May 21st was supposed to be the end of times, according to many. Like Y2K, I assumed the world would remain, but, nevertheless, the idea of an apocalypse of sorts can sometimes be motivational. For one thing, our world is and has been on a downward spiral into environmental chaos for years. Some described the Rapture as a time when natural disasters would ravage the earth, causing pain, death, and despair, ultimately ending life on earth.
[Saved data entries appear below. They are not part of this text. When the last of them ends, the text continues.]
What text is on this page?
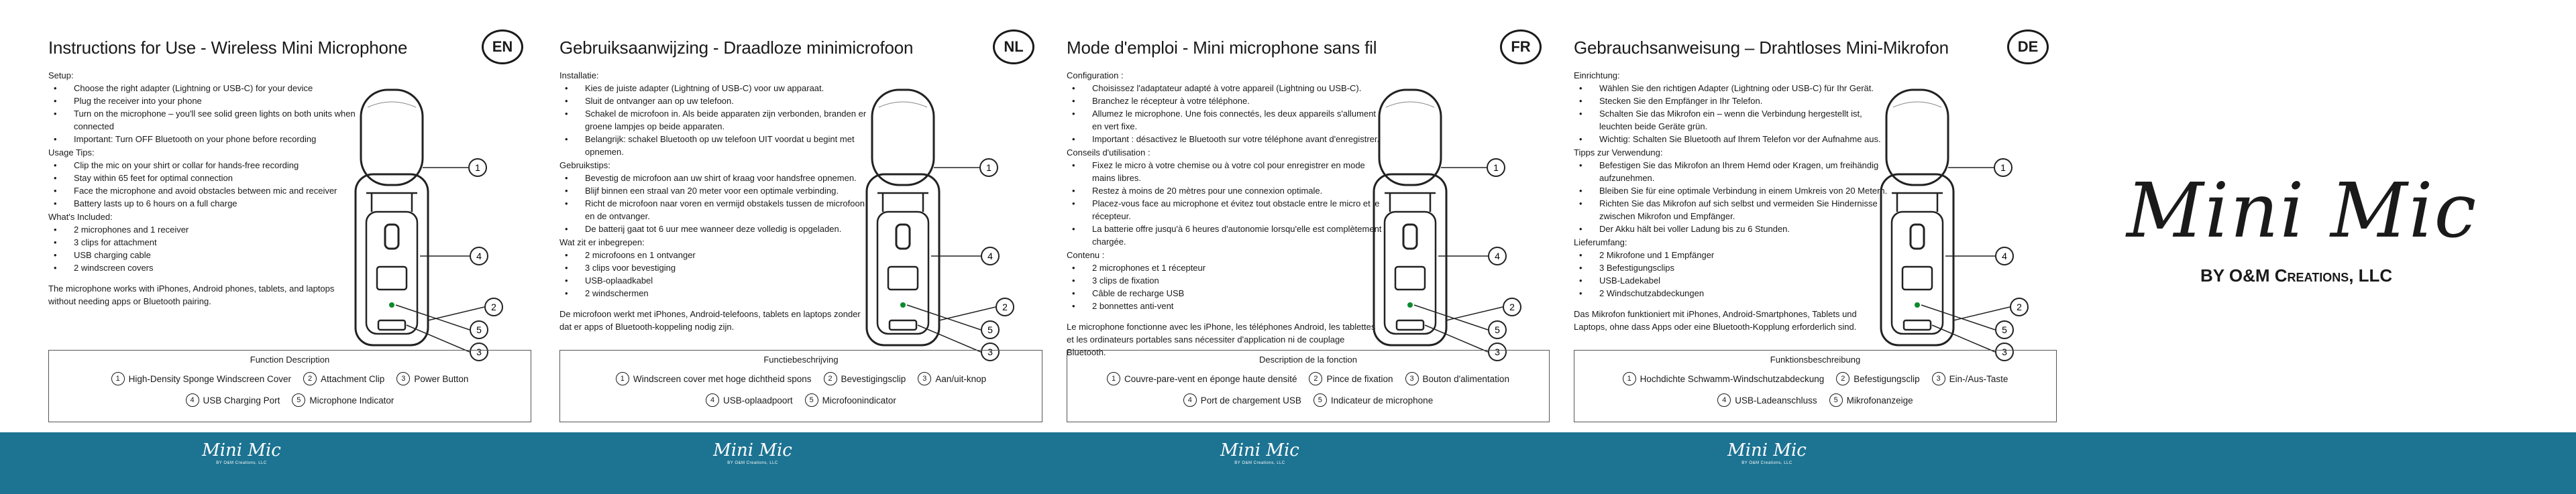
Instructions for Use - Wireless Mini Microphone	EN
Setup:
• Choose the right adapter (Lightning or USB-C) for your device
• Plug the receiver into your phone
• Turn on the microphone – you'll see solid green lights on both units when connected
• Important: Turn OFF Bluetooth on your phone before recording
Usage Tips:
• Clip the mic on your shirt or collar for hands-free recording
• Stay within 65 feet for optimal connection
• Face the microphone and avoid obstacles between mic and receiver
• Battery lasts up to 6 hours on a full charge
What's Included:
• 2 microphones and 1 receiver
• 3 clips for attachment
• USB charging cable
• 2 windscreen covers
The microphone works with iPhones, Android phones, tablets, and laptops without needing apps or Bluetooth pairing.
1
4
2
5
3
Function Description
1 High-Density Sponge Windscreen Cover	2 Attachment Clip	3 Power Button
4 USB Charging Port	5 Microphone Indicator
Gebruiksaanwijzing - Draadloze minimicrofoon	NL
Installatie:
• Kies de juiste adapter (Lightning of USB-C) voor uw apparaat.
• Sluit de ontvanger aan op uw telefoon.
• Schakel de microfoon in. Als beide apparaten zijn verbonden, branden er groene lampjes op beide apparaten.
• Belangrijk: schakel Bluetooth op uw telefoon UIT voordat u begint met opnemen.
Gebruikstips:
• Bevestig de microfoon aan uw shirt of kraag voor handsfree opnemen.
• Blijf binnen een straal van 20 meter voor een optimale verbinding.
• Richt de microfoon naar voren en vermijd obstakels tussen de microfoon en de ontvanger.
• De batterij gaat tot 6 uur mee wanneer deze volledig is opgeladen.
Wat zit er inbegrepen:
• 2 microfoons en 1 ontvanger
• 3 clips voor bevestiging
• USB-oplaadkabel
• 2 windschermen
De microfoon werkt met iPhones, Android-telefoons, tablets en laptops zonder dat er apps of Bluetooth-koppeling nodig zijn.
1
4
2
5
3
Functiebeschrijving
1 Windscreen cover met hoge dichtheid spons	2 Bevestigingsclip	3 Aan/uit-knop
4 USB-oplaadpoort	5 Microfoonindicator
Mode d'emploi - Mini microphone sans fil	FR
Configuration :
• Choisissez l'adaptateur adapté à votre appareil (Lightning ou USB-C).
• Branchez le récepteur à votre téléphone.
• Allumez le microphone. Une fois connectés, les deux appareils s'allument en vert fixe.
• Important : désactivez le Bluetooth sur votre téléphone avant d'enregistrer.
Conseils d'utilisation :
• Fixez le micro à votre chemise ou à votre col pour enregistrer en mode mains libres.
• Restez à moins de 20 mètres pour une connexion optimale.
• Placez-vous face au microphone et évitez tout obstacle entre le micro et le récepteur.
• La batterie offre jusqu'à 6 heures d'autonomie lorsqu'elle est complètement chargée.
Contenu :
• 2 microphones et 1 récepteur
• 3 clips de fixation
• Câble de recharge USB
• 2 bonnettes anti-vent
Le microphone fonctionne avec les iPhone, les téléphones Android, les tablettes et les ordinateurs portables sans nécessiter d'application ni de couplage Bluetooth.
1
4
2
5
3
Description de la fonction
1 Couvre-pare-vent en éponge haute densité	2 Pince de fixation	3 Bouton d'alimentation
4 Port de chargement USB	5 Indicateur de microphone
Gebrauchsanweisung – Drahtloses Mini-Mikrofon	DE
Einrichtung:
• Wählen Sie den richtigen Adapter (Lightning oder USB-C) für Ihr Gerät.
• Stecken Sie den Empfänger in Ihr Telefon.
• Schalten Sie das Mikrofon ein – wenn die Verbindung hergestellt ist, leuchten beide Geräte grün.
• Wichtig: Schalten Sie Bluetooth auf Ihrem Telefon vor der Aufnahme aus.
Tipps zur Verwendung:
• Befestigen Sie das Mikrofon an Ihrem Hemd oder Kragen, um freihändig aufzunehmen.
• Bleiben Sie für eine optimale Verbindung in einem Umkreis von 20 Metern.
• Richten Sie das Mikrofon auf sich selbst und vermeiden Sie Hindernisse zwischen Mikrofon und Empfänger.
• Der Akku hält bei voller Ladung bis zu 6 Stunden.
Lieferumfang:
• 2 Mikrofone und 1 Empfänger
• 3 Befestigungsclips
• USB-Ladekabel
• 2 Windschutzabdeckungen
Das Mikrofon funktioniert mit iPhones, Android-Smartphones, Tablets und Laptops, ohne dass Apps oder eine Bluetooth-Kopplung erforderlich sind.
1
4
2
5
3
Funktionsbeschreibung
1 Hochdichte Schwamm-Windschutzabdeckung	2 Befestigungsclip	3 Ein-/Aus-Taste
4 USB-Ladeanschluss	5 Mikrofonanzeige
Mini Mic
BY O&M Creations, LLC
Mini Mic
BY O&M Creations, LLC
Mini Mic
BY O&M Creations, LLC
Mini Mic
BY O&M Creations, LLC
Mini Mic
BY O&M Creations, LLC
To me, this description is an eerie reminder of what is already happening. While these events are not occurring simultaneously, they are certainly happening more frequently and on a greater scale than ever. Most recently, areas of the United States have been devastated by deadly tornados. As death counts rise, questions about the causes of these storms are also asked. Who can forget the earthquake and tsunami that wreaked havoc on Japan earlier this year? This was just over a year after the Haitian earthquake of 2010, which killed over 200,000 people.
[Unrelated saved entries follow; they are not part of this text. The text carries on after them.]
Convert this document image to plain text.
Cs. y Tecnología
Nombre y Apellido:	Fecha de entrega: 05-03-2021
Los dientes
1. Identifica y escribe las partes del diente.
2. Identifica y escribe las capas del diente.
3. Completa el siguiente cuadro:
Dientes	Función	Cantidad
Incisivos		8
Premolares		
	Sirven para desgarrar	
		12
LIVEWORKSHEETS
Of course, many would agree that listing off the natural disasters that our world has been experiencing is counterproductive. It creates a culture of negativity. On the contrary, I believe that these events, while horrific, are potential warning signs. They give us the opportunity, as humans, to reevaluate our place on the planet and our lives, in general. It allows us to be thankful for what we have and restore our faith in simpler things.
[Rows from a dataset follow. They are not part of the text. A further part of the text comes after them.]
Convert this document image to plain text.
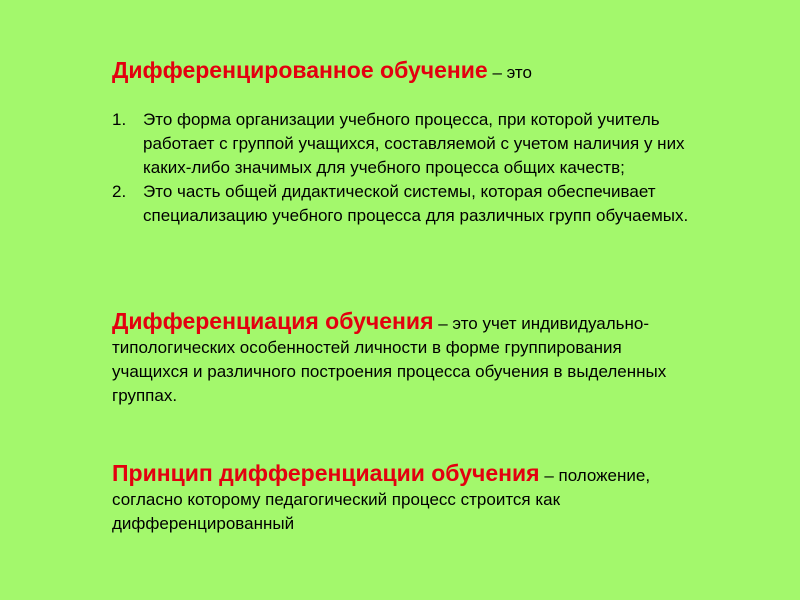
Дифференцированное обучение – это
1. Это форма организации учебного процесса, при которой учитель работает с группой учащихся, составляемой с учетом наличия у них каких-либо значимых для учебного процесса общих качеств;
2. Это часть общей дидактической системы, которая обеспечивает специализацию учебного процесса для различных групп обучаемых.
Дифференциация обучения – это учет индивидуально-типологических особенностей личности в форме группирования учащихся и различного построения процесса обучения в выделенных группах.
Принцип дифференциации обучения – положение, согласно которому педагогический процесс строится как дифференцированный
Auxiliary Bishop Joseph Lafontant of Port-au-Prince, echoes the sentiments of his followers: “You know, bishop, I became a different person after the quake because I’m alive and I realized that my possessions are nothing. Being alive is more than anything I possess, so from now on I won’t wear jewelry. I won’t be concerned about how I look.” Lafontant seems to suggest that events, like earthquakes, force people to see the world (and their own lives) in a different light.
I don’t know the true nature of these disasters. They could be the result of global warming, but that is merely speculation. Personally, I do not necessarily believe that everything happens for a reason. Did 200,000 innocent people die in Haiti to force a call to action? I certainly hope not. However, if we entertain the idea that the earth is retaliating, we may start to change.
I have been told, many times, that change begins with attitude. In recent years, the green movement has become increasingly popular. Still, there are far too many people who have the mindset that the damage is done and irreparable and that making positive environmental decisions will only delay the inevitable. I have to wonder what these people would have to say if they watched a hurricane or earthquake lay waste to their hometown or kill their friends and loved ones.
As Canadians, we have been fortunate enough to live in a sound geographical area, hardly ever exposed to natural disaster. We have become complacent with the way we live and, despite often elevating ourselves above our American neighbours, are very guilty players in our consumer culture. It is easy to brush these events off as inevitable and refuse to change. It would be interesting to see how the age-old phrase, “even an atheist prays in a foxhole,” would hold up if only we weren’t so fortunate.